Reporters Race to Cover a Community Walk to Raise Awareness for Neglected Disease
It’s a barely kept secret in newsrooms that reporters everywhere dread “the walks.”
The walks for peace.
The art walks.
This Saturday, five great reporters from California news outlets are legitimately excited about a walk: the Walk for Valley Fever Awareness.

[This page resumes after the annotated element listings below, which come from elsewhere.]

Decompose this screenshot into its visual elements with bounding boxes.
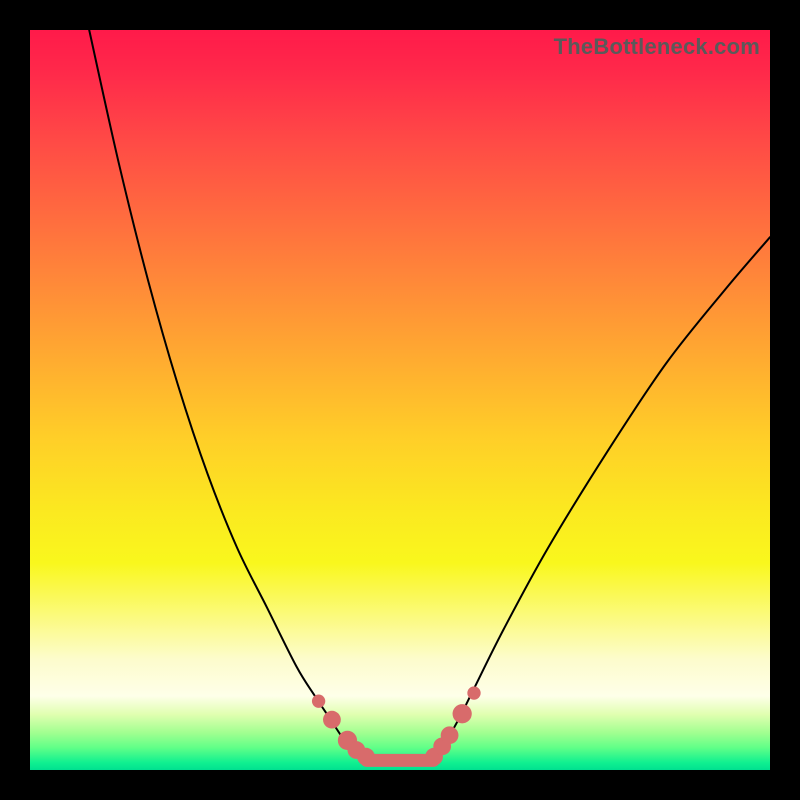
data-marker xyxy=(441,726,459,744)
data-marker xyxy=(357,748,375,766)
data-marker xyxy=(312,695,325,708)
chart-svg xyxy=(30,30,770,770)
left-curve xyxy=(89,30,367,759)
data-marker xyxy=(323,711,341,729)
data-marker xyxy=(453,704,472,723)
chart-frame: TheBottleneck.com xyxy=(0,0,800,800)
plot-area: TheBottleneck.com xyxy=(30,30,770,770)
data-marker xyxy=(467,686,480,699)
right-curve xyxy=(433,237,770,759)
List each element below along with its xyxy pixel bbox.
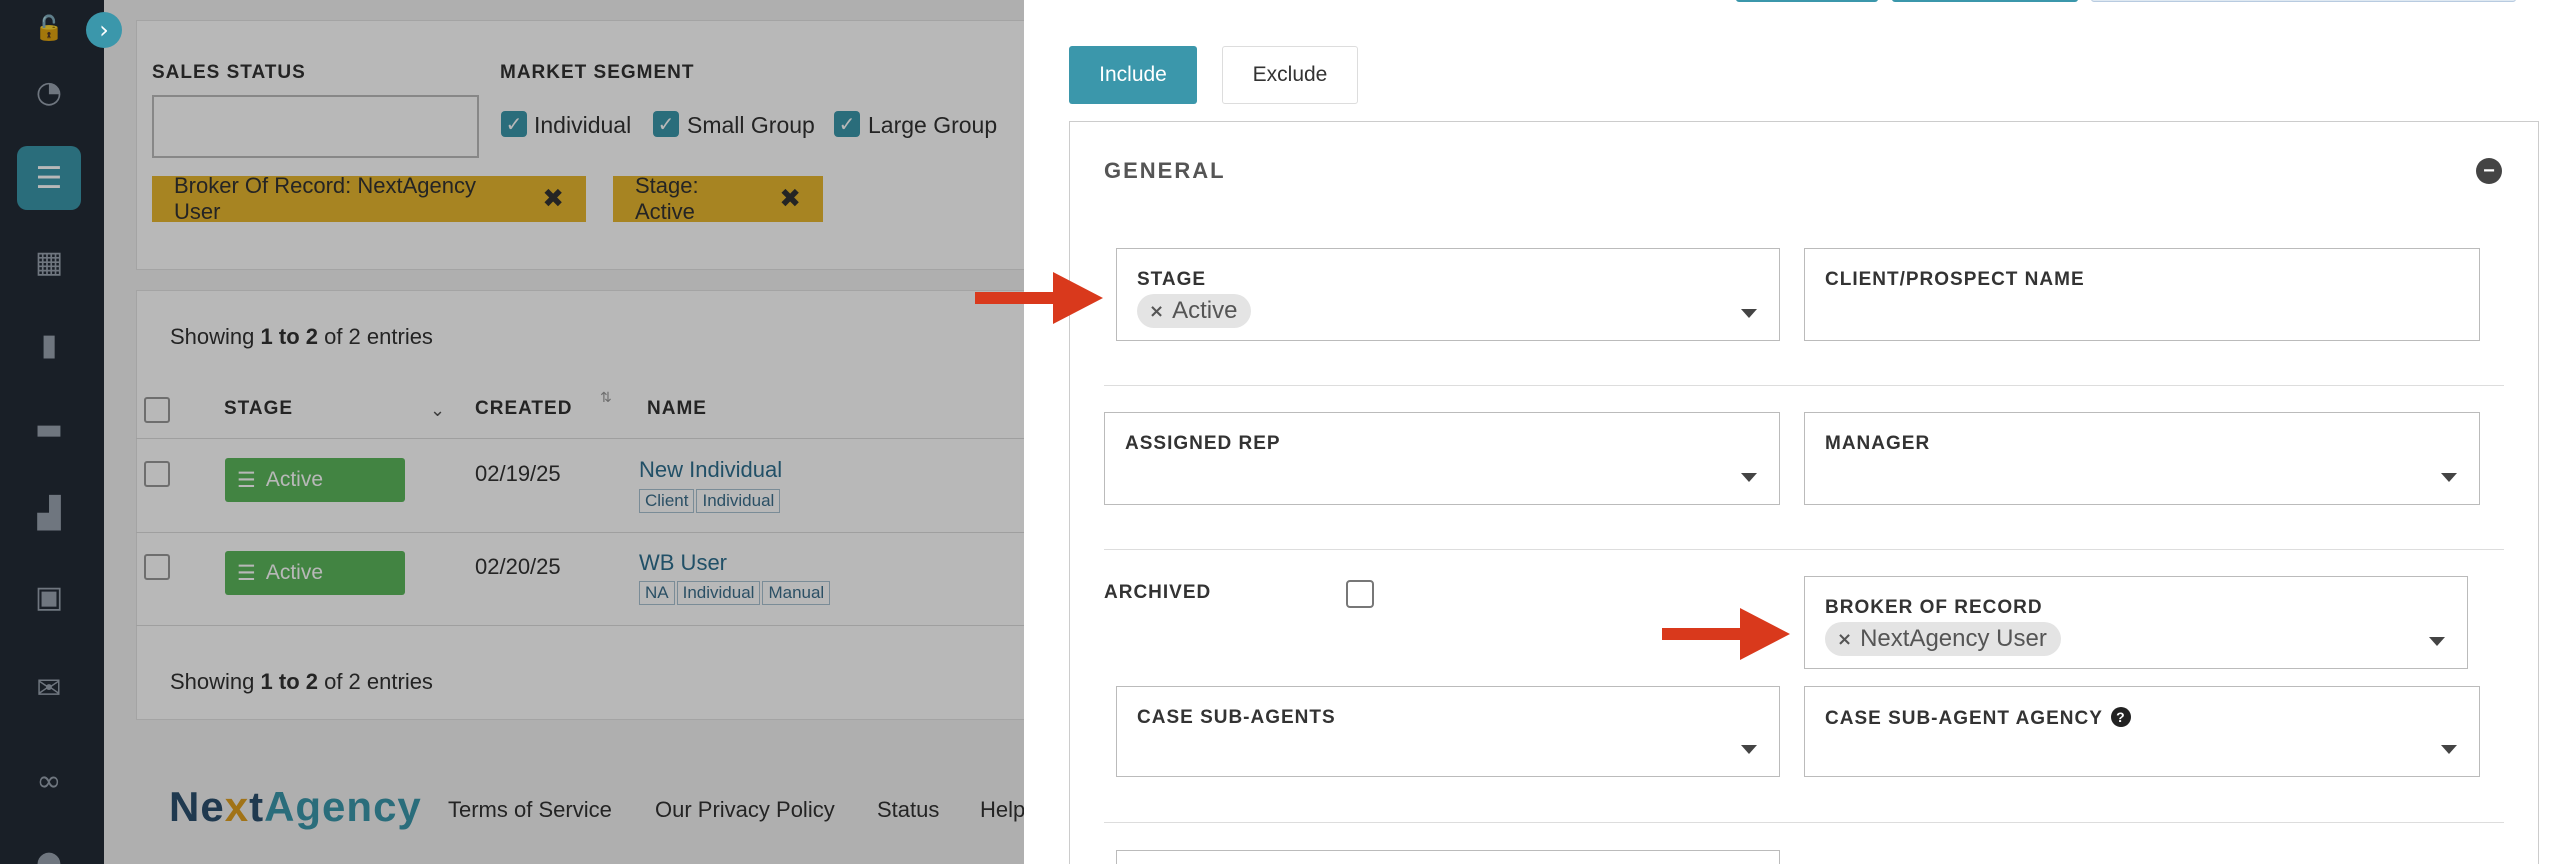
- filter-panel: Include Exclude GENERAL − STAGE × Active…: [1024, 0, 2560, 864]
- divider: [1104, 822, 2504, 823]
- broker-of-record-select[interactable]: BROKER OF RECORD × NextAgency User: [1804, 576, 2468, 669]
- chevron-right-icon[interactable]: ›: [86, 12, 122, 48]
- top-button[interactable]: [2091, 0, 2516, 2]
- assigned-rep-select[interactable]: ASSIGNED REP: [1104, 412, 1780, 505]
- archived-checkbox[interactable]: [1346, 580, 1374, 608]
- field-label: STAGE: [1137, 269, 1207, 290]
- stage-select[interactable]: STAGE × Active: [1116, 248, 1780, 341]
- archived-label: ARCHIVED: [1104, 582, 1212, 603]
- chevron-down-icon[interactable]: [2441, 745, 2457, 754]
- top-button[interactable]: [1736, 0, 1878, 2]
- stage-selected-pill: × Active: [1137, 294, 1252, 328]
- chevron-down-icon[interactable]: [2429, 637, 2445, 646]
- remove-value-icon[interactable]: ×: [1837, 629, 1852, 650]
- remove-value-icon[interactable]: ×: [1149, 301, 1164, 322]
- field-label: CASE SUB-AGENTS: [1137, 707, 1336, 728]
- include-button[interactable]: Include: [1069, 46, 1197, 104]
- section-title: GENERAL: [1104, 158, 1226, 183]
- modal-overlay[interactable]: [0, 0, 1024, 864]
- broker-selected-pill: × NextAgency User: [1825, 622, 2061, 656]
- case-sub-agents-select[interactable]: CASE SUB-AGENTS: [1116, 686, 1780, 777]
- chevron-down-icon[interactable]: [1741, 473, 1757, 482]
- field-label: CLIENT/PROSPECT NAME: [1825, 269, 2085, 290]
- main-content: SALES STATUS MARKET SEGMENT ✓ Individual…: [0, 0, 1036, 864]
- help-icon[interactable]: ?: [2110, 707, 2131, 727]
- chevron-down-icon[interactable]: [1741, 745, 1757, 754]
- exclude-button[interactable]: Exclude: [1222, 46, 1358, 104]
- annotation-arrow-stage: [975, 272, 1103, 324]
- next-field-partial[interactable]: [1116, 850, 1780, 864]
- field-label: CASE SUB-AGENT AGENCY?: [1825, 707, 2131, 730]
- field-label: ASSIGNED REP: [1125, 433, 1281, 454]
- chevron-down-icon[interactable]: [1741, 309, 1757, 318]
- field-label: MANAGER: [1825, 433, 1931, 454]
- manager-select[interactable]: MANAGER: [1804, 412, 2480, 505]
- divider: [1104, 385, 2504, 386]
- client-name-field[interactable]: CLIENT/PROSPECT NAME: [1804, 248, 2480, 341]
- chevron-down-icon[interactable]: [2441, 473, 2457, 482]
- case-sub-agent-agency-select[interactable]: CASE SUB-AGENT AGENCY?: [1804, 686, 2480, 777]
- pill-label: Active: [1172, 297, 1238, 324]
- field-label: BROKER OF RECORD: [1825, 597, 2043, 618]
- annotation-arrow-broker: [1662, 608, 1790, 660]
- pill-label: NextAgency User: [1860, 625, 2047, 652]
- divider: [1104, 549, 2504, 550]
- collapse-icon[interactable]: −: [2476, 158, 2502, 184]
- top-button[interactable]: [1892, 0, 2078, 2]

A few months ago at the Association of Health Care Journalists conference in Atlanta, Center for Health Journalism Digital’s editor Michelle Levander and I met with a group of reporters to talk about possible collaborations across outlets that would tackle a large community health problem. Over time, the conversation grew and a core team was formed: Yesenia Amaro from the Merced Sun-Star, Joe Goldeen from the Stockton Record, Rebecca Plevin from Vida en el Valle in Fresno, Kellie Schmitt from the Bakersfield Californian, and Tracy Wood from Voice of OC. We talked about environmental threats, food quality, public safety and a host of other issues.

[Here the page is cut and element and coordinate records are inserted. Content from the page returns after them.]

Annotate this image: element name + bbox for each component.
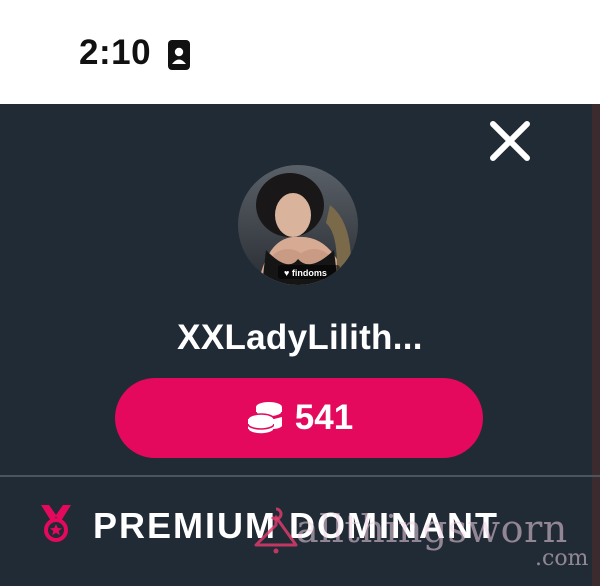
svg-text:♥ findoms: ♥ findoms xyxy=(284,268,327,278)
status-bar: 2:10 xyxy=(0,0,600,104)
coin-balance-button[interactable]: 541 xyxy=(115,378,483,458)
coin-stack-icon xyxy=(246,402,283,435)
watermark: allthingsworn .com xyxy=(252,505,597,580)
coin-count: 541 xyxy=(294,398,354,437)
avatar[interactable]: ♥ findoms xyxy=(238,165,358,285)
watermark-domain: .com xyxy=(535,546,589,571)
hanger-icon xyxy=(254,507,298,554)
divider xyxy=(0,475,600,477)
medal-icon xyxy=(41,505,71,542)
contact-card-icon xyxy=(168,40,190,70)
username: XXLadyLilith... xyxy=(177,318,423,357)
watermark-text: allthingsworn xyxy=(296,507,568,551)
avatar-image: ♥ findoms xyxy=(238,165,358,285)
status-time: 2:10 xyxy=(79,33,152,72)
close-icon[interactable] xyxy=(485,116,535,166)
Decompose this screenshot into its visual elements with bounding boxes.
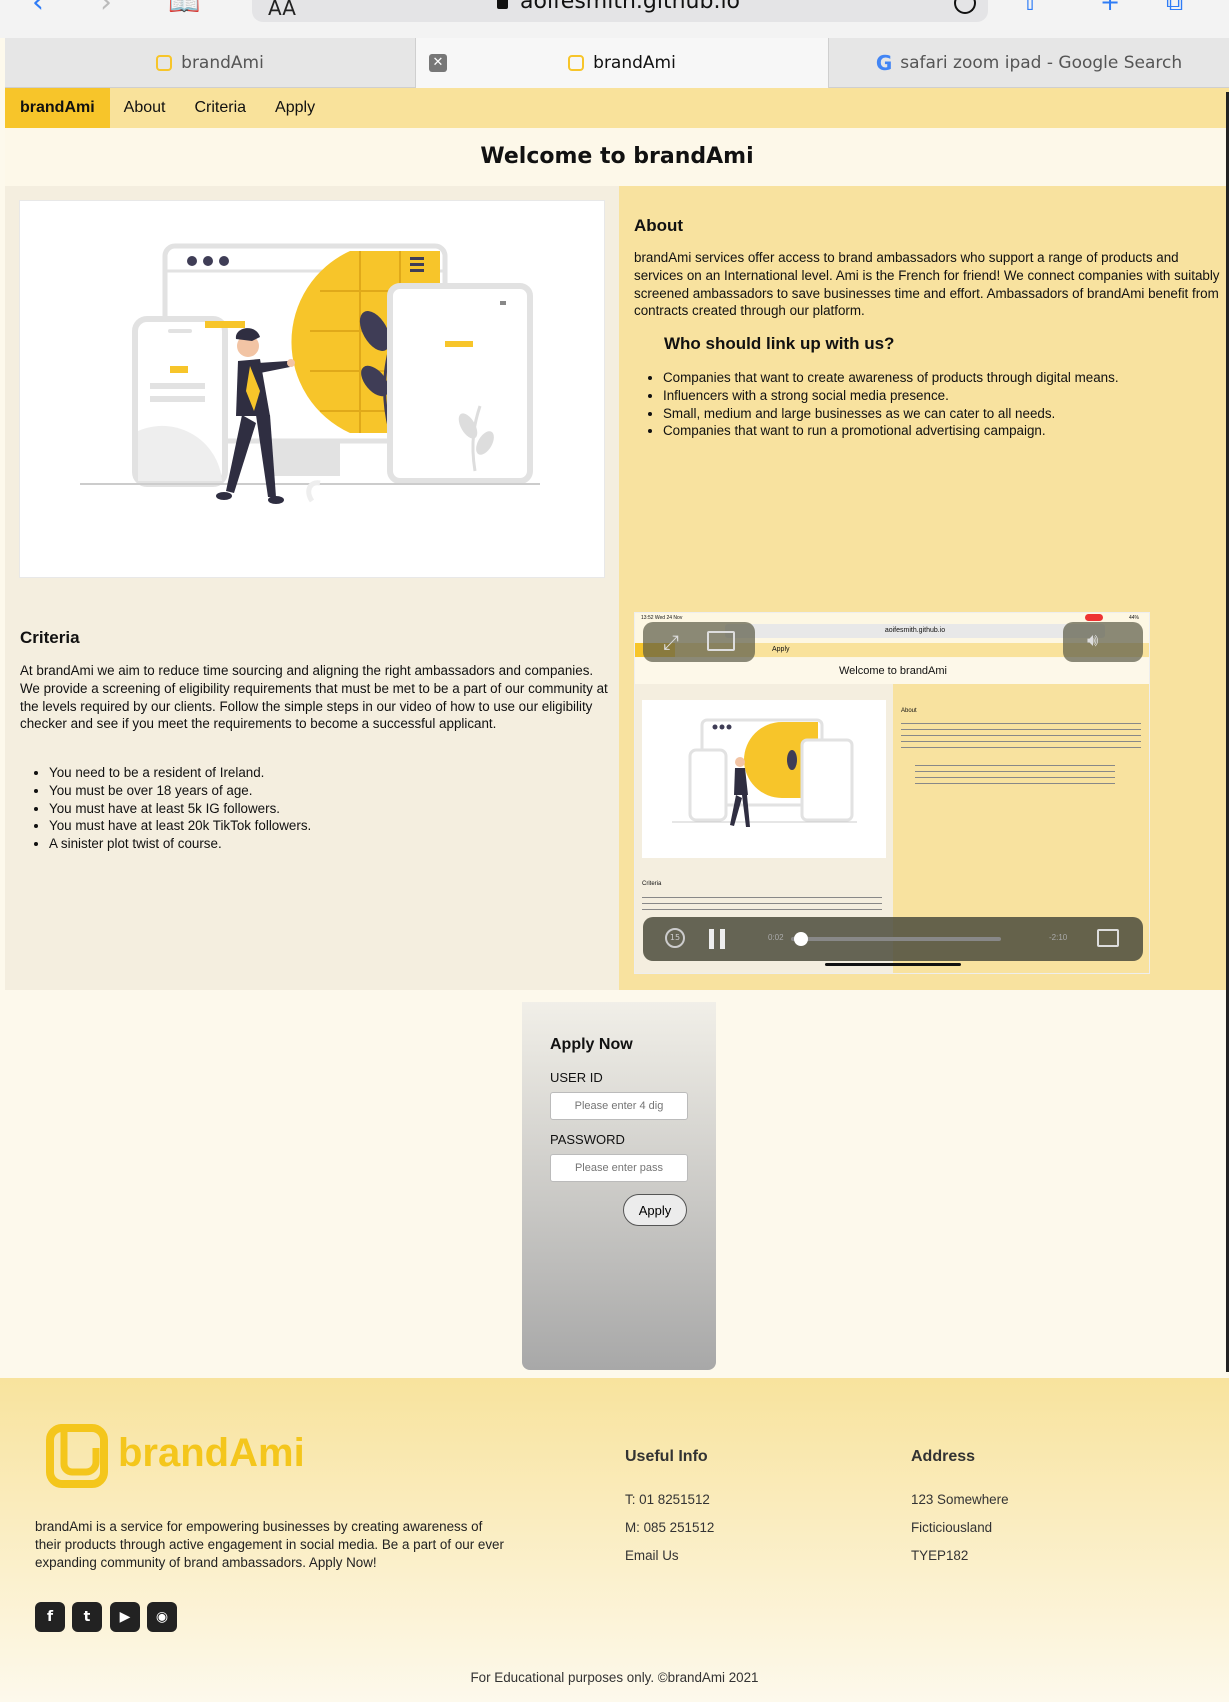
nav-link-about[interactable]: About	[124, 99, 166, 117]
text-size-button[interactable]: AA	[268, 0, 296, 20]
scrubber-thumb[interactable]	[794, 932, 809, 946]
scrubber-track[interactable]	[791, 937, 1001, 941]
tab-label: safari zoom ipad - Google Search	[900, 53, 1183, 73]
list-item: A sinister plot twist of course.	[49, 835, 619, 853]
video-about-lines	[901, 721, 1141, 749]
apply-title: Apply Now	[550, 1036, 633, 1053]
google-favicon-icon: G	[875, 51, 893, 75]
page-title: Welcome to brandAmi	[5, 128, 1229, 186]
about-list: Companies that want to create awareness …	[663, 369, 1229, 440]
new-tab-icon[interactable]: +	[1100, 0, 1120, 14]
bookmarks-icon[interactable]: 📖	[168, 0, 200, 16]
user-id-label: USER ID	[550, 1070, 603, 1085]
youtube-icon[interactable]: ▶	[110, 1602, 140, 1632]
lock-icon	[497, 0, 508, 9]
video-criteria-lines	[642, 895, 882, 915]
facebook-icon[interactable]: f	[35, 1602, 65, 1632]
record-indicator-icon	[1085, 614, 1103, 621]
tabs-overview-icon[interactable]: ⧉	[1166, 0, 1183, 14]
tab-label: brandAmi	[593, 53, 676, 73]
criteria-heading: Criteria	[20, 628, 80, 647]
right-column: About brandAmi services offer access to …	[619, 186, 1229, 990]
brandami-logo-icon	[46, 1424, 108, 1488]
user-id-input[interactable]	[550, 1092, 688, 1120]
elapsed-time: 0:02	[768, 933, 784, 942]
forward-icon[interactable]: ›	[100, 0, 112, 18]
address-bar[interactable]: AA aoifesmith.github.io	[252, 0, 988, 22]
github-icon[interactable]: ◉	[147, 1602, 177, 1632]
who-heading: Who should link up with us?	[664, 334, 895, 353]
footer: brandAmi brandAmi is a service for empow…	[0, 1378, 1229, 1702]
email-link[interactable]: Email Us	[625, 1548, 679, 1563]
picture-in-picture-icon[interactable]	[707, 631, 735, 651]
back-icon[interactable]: ‹	[32, 0, 44, 18]
address-line: 123 Somewhere	[911, 1492, 1009, 1507]
tab-google-search[interactable]: G safari zoom ipad - Google Search	[829, 38, 1229, 88]
share-icon[interactable]: ⇧	[1020, 0, 1040, 14]
about-text: brandAmi services offer access to brand …	[634, 250, 1220, 319]
list-item: You need to be a resident of Ireland.	[49, 764, 619, 782]
twitter-icon[interactable]: t	[72, 1602, 102, 1632]
phone-number: T: 01 8251512	[625, 1492, 710, 1507]
mobile-number: M: 085 251512	[625, 1520, 715, 1535]
nav-link-apply[interactable]: Apply	[275, 99, 315, 117]
apply-button[interactable]: Apply	[623, 1194, 687, 1226]
left-column: Criteria At brandAmi we aim to reduce ti…	[5, 186, 619, 990]
pause-icon[interactable]	[709, 929, 725, 949]
list-item: Influencers with a strong social media p…	[663, 387, 1229, 405]
tab-brandami-1[interactable]: brandAmi	[5, 38, 415, 88]
safari-toolbar: ‹ › 📖 AA aoifesmith.github.io ⇧ + ⧉	[0, 0, 1229, 38]
video-top-controls: ⤢	[643, 622, 755, 662]
tab-bar: brandAmi brandAmi ✕ G safari zoom ipad -…	[5, 38, 1229, 88]
video-playback-bar: 15 0:02 -2:10	[643, 917, 1143, 961]
video-about-heading: About	[901, 708, 917, 714]
video-illustration	[642, 700, 886, 858]
url-text: aoifesmith.github.io	[520, 0, 741, 14]
footer-logo-text: brandAmi	[118, 1430, 305, 1475]
remaining-time: -2:10	[1049, 933, 1068, 942]
footer-description: brandAmi is a service for empowering bus…	[35, 1519, 504, 1570]
address-line: TYEP182	[911, 1548, 969, 1563]
list-item: Companies that want to create awareness …	[663, 369, 1229, 387]
footer-logo[interactable]: brandAmi	[46, 1418, 305, 1488]
list-item: You must have at least 20k TikTok follow…	[49, 817, 619, 835]
airplay-icon[interactable]	[1097, 929, 1119, 947]
tab-brandami-active[interactable]: brandAmi	[415, 38, 829, 88]
nav-brand[interactable]: brandAmi	[5, 88, 110, 128]
criteria-list: You need to be a resident of Ireland. Yo…	[49, 764, 619, 853]
list-item: Small, medium and large businesses as we…	[663, 405, 1229, 423]
home-indicator	[825, 963, 961, 966]
address-line: Ficticiousland	[911, 1520, 993, 1535]
list-item: You must have at least 5k IG followers.	[49, 800, 619, 818]
brandami-favicon-icon	[568, 55, 585, 71]
volume-icon[interactable]: 🔊︎	[1087, 630, 1098, 651]
address-heading: Address	[911, 1448, 976, 1465]
list-item: Companies that want to run a promotional…	[663, 422, 1229, 440]
apply-form: Apply Now USER ID PASSWORD Apply	[522, 1002, 716, 1370]
criteria-text: At brandAmi we aim to reduce time sourci…	[20, 663, 608, 732]
about-heading: About	[634, 216, 684, 235]
tab-label: brandAmi	[181, 53, 264, 73]
password-input[interactable]	[550, 1154, 688, 1182]
useful-info-heading: Useful Info	[625, 1448, 708, 1465]
tutorial-video[interactable]: 13:52 Wed 24 Nov 44% aoifesmith.github.i…	[634, 612, 1150, 974]
video-volume-control[interactable]: 🔊︎	[1063, 622, 1143, 662]
video-address-bar: aoifesmith.github.io	[725, 624, 1105, 638]
video-nav-link: Apply	[772, 646, 790, 653]
hero-illustration	[19, 200, 605, 578]
password-label: PASSWORD	[550, 1132, 625, 1147]
nav-link-criteria[interactable]: Criteria	[194, 99, 246, 117]
video-about-list	[915, 763, 1115, 787]
site-navbar: brandAmi About Criteria Apply	[5, 88, 1229, 128]
fullscreen-icon[interactable]: ⤢	[663, 630, 679, 654]
copyright: For Educational purposes only. ©brandAmi…	[470, 1670, 759, 1685]
close-tab-icon[interactable]: ✕	[429, 54, 447, 72]
reload-icon[interactable]	[954, 0, 976, 14]
skip-back-15-icon[interactable]: 15	[665, 928, 685, 948]
video-criteria-heading: Criteria	[642, 881, 662, 887]
screen: { "browser": { "text_size_label": "AA", …	[0, 0, 1229, 1702]
brandami-favicon-icon	[156, 55, 173, 71]
list-item: You must be over 18 years of age.	[49, 782, 619, 800]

The topic they chose was Valley Fever, also known by its more technical name, coccidioidomycosis or “cocci.” Once the cocci fungus takes root in your system, you are stuck with it. Each individual reacts differently to a cocci infection. It can cause no symptoms. It can cause very mild breathing problems and a fever – hence the name – that go away without much incident. It can wreck your health and, after you recover, wreck it once again.
It also can kill.
Everywhere you turn in Central California, you meet someone with a Valley Fever story. I just talked with another media outlet this week who related two Valley Fever stories, including a whole family who had been hit with it. Newspapers write about it on occasion. Golf tournaments are held to raise money for research. The reason Bakersfield is having an “awareness” walk is not because people in Bakersfield don’t know about Valley Fever, it’s because they’ve heard about it so often that it has become background noise.
Our goal is to dig deep into the trends, the costs, the science, the funding and the policy responses to Valley Fever. We want to identify the hurdles that have allowed Valley Fever to continue harming and killing for more than a century without effective treatments or preventative measures, while other diseases have been curtailed and eradicated.
The project results from a new venture – the Reporting On Health collaborative – an initiative of the Health Journalism Fellowships at the University of Southern California’s Annenberg School for Communication and Journalism. It is made possible through the support of The California Endowment.
I’ll tell you more about it in the weeks to come. But this weekend, Plevin will be in Bakersfield working with Louis Amestoy, the Californian’s multimedia expert, to capture the stories of people affected by the disease. We’ll be sharing those with you, too.